La Brigata Fatemiyoun e il rischio di ingerenza iraniana in Afghanistan

Sicurezza Internazionale – Maria Grazia Rutigliano  5 gennaio 2021

Liwa brigata Fatemiyoun near Palmyra 1

L’Iran ha suggerito al governo di Kabul di affidarsi alla Brigata Fatemiyoun, una milizia di profughi afghani creata da Teheran per combattere in Siria, per contrastare il terrorismo in Afghanistan. La proposta ha generato reazioni e discussioni riguardo all’ingerenza iraniana nel Paese. 
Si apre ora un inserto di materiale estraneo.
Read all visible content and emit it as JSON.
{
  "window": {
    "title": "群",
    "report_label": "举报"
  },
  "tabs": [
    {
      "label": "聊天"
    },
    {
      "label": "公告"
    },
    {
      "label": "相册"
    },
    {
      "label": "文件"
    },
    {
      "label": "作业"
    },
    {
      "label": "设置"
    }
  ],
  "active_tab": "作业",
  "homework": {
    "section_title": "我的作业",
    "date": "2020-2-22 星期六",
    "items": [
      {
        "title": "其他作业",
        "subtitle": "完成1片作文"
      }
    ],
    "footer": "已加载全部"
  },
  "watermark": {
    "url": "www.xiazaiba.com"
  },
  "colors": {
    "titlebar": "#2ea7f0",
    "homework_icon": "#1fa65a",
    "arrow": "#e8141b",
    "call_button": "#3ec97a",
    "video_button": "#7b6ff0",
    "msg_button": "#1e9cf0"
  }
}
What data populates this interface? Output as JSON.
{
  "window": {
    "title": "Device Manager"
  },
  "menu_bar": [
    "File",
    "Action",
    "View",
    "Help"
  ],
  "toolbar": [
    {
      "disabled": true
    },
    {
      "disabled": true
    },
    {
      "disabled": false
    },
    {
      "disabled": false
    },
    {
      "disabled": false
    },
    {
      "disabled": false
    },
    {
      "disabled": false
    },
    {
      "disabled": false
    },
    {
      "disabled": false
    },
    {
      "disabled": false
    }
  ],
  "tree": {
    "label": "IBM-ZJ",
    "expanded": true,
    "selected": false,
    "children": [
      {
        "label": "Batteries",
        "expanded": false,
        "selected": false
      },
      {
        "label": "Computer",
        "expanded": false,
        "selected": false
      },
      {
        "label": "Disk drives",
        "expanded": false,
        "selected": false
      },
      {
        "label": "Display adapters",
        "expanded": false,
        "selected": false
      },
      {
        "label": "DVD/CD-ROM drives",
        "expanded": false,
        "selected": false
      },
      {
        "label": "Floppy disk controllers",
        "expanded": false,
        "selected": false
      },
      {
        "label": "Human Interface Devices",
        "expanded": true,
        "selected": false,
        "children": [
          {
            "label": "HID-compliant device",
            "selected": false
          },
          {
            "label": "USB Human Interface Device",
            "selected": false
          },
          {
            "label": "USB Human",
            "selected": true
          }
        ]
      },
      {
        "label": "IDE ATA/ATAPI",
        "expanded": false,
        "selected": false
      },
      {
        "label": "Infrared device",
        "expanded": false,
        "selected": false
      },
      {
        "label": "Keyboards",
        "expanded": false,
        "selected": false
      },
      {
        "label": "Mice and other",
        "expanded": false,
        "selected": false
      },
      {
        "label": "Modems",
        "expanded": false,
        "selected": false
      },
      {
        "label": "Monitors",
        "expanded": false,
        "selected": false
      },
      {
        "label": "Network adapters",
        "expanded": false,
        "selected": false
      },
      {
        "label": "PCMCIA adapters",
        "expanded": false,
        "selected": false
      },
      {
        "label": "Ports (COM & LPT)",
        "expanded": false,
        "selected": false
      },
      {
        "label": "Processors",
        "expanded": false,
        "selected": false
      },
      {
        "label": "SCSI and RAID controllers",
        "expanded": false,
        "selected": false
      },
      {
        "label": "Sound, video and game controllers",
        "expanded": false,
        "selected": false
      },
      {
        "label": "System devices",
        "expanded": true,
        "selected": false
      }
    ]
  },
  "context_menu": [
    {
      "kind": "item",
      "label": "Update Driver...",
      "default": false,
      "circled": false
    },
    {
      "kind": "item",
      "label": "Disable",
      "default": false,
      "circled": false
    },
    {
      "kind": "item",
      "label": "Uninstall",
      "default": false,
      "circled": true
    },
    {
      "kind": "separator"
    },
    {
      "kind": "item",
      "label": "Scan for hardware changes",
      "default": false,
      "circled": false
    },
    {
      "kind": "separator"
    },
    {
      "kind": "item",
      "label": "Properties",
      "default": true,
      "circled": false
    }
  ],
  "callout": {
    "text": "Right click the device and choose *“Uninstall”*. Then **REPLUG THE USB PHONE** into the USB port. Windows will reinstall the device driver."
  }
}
Il 21 dicembre 2020, il ministro degli Esteri iraniano, Mohammad Javad Zarif, è apparso alla televisione afghana suggerendo che il governo di Kabul avrebbe potuto utilizzare la Brigata Fatemiyoun per “per la lotta al terrorismo e per la protezione della sicurezza dell’Afghanistan”. Zarif ha poi aggiunto che la milizia si trovava in Siria “volontariamente” e che questa conta poco meno di 5.000 combattenti. Solo 2.000 di questi si trovavano ancora in Siria. Alcuni politici e rappresentanti della società civile afghana hanno reagito con scetticismo e indignazione alla proposta iraniana di riportare in patria i combattenti afghani.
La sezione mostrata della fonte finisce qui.